Zij was weg en neergeslagen trad Judith in de huiskamer, waar vader en zoon zwijgend, elk aan een der tuinramen stond; Louis snikte zacht en bij Judith's binnenkomen liep hij haar tegemoet en vroeg:
"Tante Ju, zeg me toch, waarom mag mama niet hier blijven? Bij andere kinderen zijn vader en moeder toch altijd bij elkaar."
"Wil je wel eens zwijgen, wijsneus," barstte Reinout los, en Judith haalde een paar prentenboeken voor den dag om het verdriet van den kleine af te leiden; zij begon hem de prenten uit te leggen, terwijl de vader onheilspellend somber de kamer op en neer ging.

[263:]

"Heeft u haar laten komen en die scènes uitgelokt?" vroeg hij na een poos in 't Fransch.
"Neen," antwoordde zij kortaf.
"Moet die herinnering aan uw rechten op dit huis beteekenen, dat, wij het te ontruimen hebben?"
"Hierop verwaardig ik mij niet te antwoorden."
Weer liep hij in opgewonden stemming eenige malen door de kamer en vroeg toen op zonderlingen toon:
"Keurt u mijn handeling af?"
"Ja, en ik hoop van harte, dat het je nimmer berouwen zal, haar tot het uiterste gedreven te hebben."
"Is 't mijn plicht dan niet komediantenvolk van mijn kinderen verwijderd te houden? U is zulk een goede opvoedster en moest dat toch begrijpen. Hoe zullen wij den indruk uitwisschen, dien zij gemaakt heeft op zijn geest?"

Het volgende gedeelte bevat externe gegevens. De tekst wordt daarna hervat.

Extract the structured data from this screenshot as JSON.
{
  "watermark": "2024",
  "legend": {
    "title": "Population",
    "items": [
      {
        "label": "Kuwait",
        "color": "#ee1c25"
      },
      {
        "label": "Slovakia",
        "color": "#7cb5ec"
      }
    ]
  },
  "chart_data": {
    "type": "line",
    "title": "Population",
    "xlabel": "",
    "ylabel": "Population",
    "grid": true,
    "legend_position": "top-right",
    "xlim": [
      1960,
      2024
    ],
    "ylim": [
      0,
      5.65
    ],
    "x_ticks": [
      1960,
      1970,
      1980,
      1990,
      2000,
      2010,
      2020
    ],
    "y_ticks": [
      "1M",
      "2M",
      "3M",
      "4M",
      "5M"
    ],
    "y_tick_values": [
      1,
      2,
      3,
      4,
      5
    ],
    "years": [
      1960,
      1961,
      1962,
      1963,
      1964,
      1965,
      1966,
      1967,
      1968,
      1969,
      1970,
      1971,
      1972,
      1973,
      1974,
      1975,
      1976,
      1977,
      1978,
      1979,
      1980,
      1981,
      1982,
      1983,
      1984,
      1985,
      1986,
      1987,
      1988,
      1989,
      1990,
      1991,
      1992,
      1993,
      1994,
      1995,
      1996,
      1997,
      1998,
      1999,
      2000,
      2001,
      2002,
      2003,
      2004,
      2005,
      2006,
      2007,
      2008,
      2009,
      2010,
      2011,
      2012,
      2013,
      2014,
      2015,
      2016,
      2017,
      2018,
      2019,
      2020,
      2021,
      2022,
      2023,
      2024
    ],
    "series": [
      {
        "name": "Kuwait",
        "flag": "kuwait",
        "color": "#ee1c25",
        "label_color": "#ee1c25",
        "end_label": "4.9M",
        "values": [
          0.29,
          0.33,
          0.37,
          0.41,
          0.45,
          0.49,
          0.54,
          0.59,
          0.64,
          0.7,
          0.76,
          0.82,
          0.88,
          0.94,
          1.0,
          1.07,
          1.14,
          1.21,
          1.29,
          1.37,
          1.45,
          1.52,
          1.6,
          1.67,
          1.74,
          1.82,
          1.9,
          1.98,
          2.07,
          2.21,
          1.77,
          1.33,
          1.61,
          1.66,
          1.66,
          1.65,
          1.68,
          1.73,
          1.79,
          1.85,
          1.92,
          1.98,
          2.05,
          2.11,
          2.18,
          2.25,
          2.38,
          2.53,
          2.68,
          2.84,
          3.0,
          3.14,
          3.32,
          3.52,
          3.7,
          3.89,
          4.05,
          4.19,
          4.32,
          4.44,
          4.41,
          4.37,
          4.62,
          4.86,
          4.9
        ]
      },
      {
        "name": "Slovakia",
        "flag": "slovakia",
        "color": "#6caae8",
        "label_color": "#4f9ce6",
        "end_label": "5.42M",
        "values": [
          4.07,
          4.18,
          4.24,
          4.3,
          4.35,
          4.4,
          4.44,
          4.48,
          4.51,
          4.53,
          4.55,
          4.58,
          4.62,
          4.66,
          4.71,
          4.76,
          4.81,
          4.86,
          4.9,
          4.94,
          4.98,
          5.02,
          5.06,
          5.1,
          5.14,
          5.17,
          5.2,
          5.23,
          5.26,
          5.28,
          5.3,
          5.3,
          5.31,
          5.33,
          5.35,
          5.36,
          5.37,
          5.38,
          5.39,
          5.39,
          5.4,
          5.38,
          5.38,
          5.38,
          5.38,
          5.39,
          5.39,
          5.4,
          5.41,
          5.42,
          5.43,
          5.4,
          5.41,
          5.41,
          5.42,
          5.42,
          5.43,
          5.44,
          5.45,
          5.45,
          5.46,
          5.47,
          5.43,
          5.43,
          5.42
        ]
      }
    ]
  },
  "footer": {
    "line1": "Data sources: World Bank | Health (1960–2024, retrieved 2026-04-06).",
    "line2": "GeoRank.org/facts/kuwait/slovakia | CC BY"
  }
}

"We zullen dat niet doen," antwoordde Judith ernstig.
"Op die manier levert onze familie menig beoefenaar aan de edele tooneelspeelkunst," zeide hij bitter spottend.
't Knaapje scheen het heftige tooneel reeds vergeten en was verdiept in zijn plaatjes.
Den volgenden dag schreef Judith aan Alda's adres, dat Marietje's toestand een gunstigen keer had genomen, maar er kwam geen antwoord op dien brief, en na haar volledig herstel scheen de kortstondige verschijning der vluchteling door allen vergeten, behalve door Louis, die soms een vluchtige vraag naar zijn mooie moeder deed.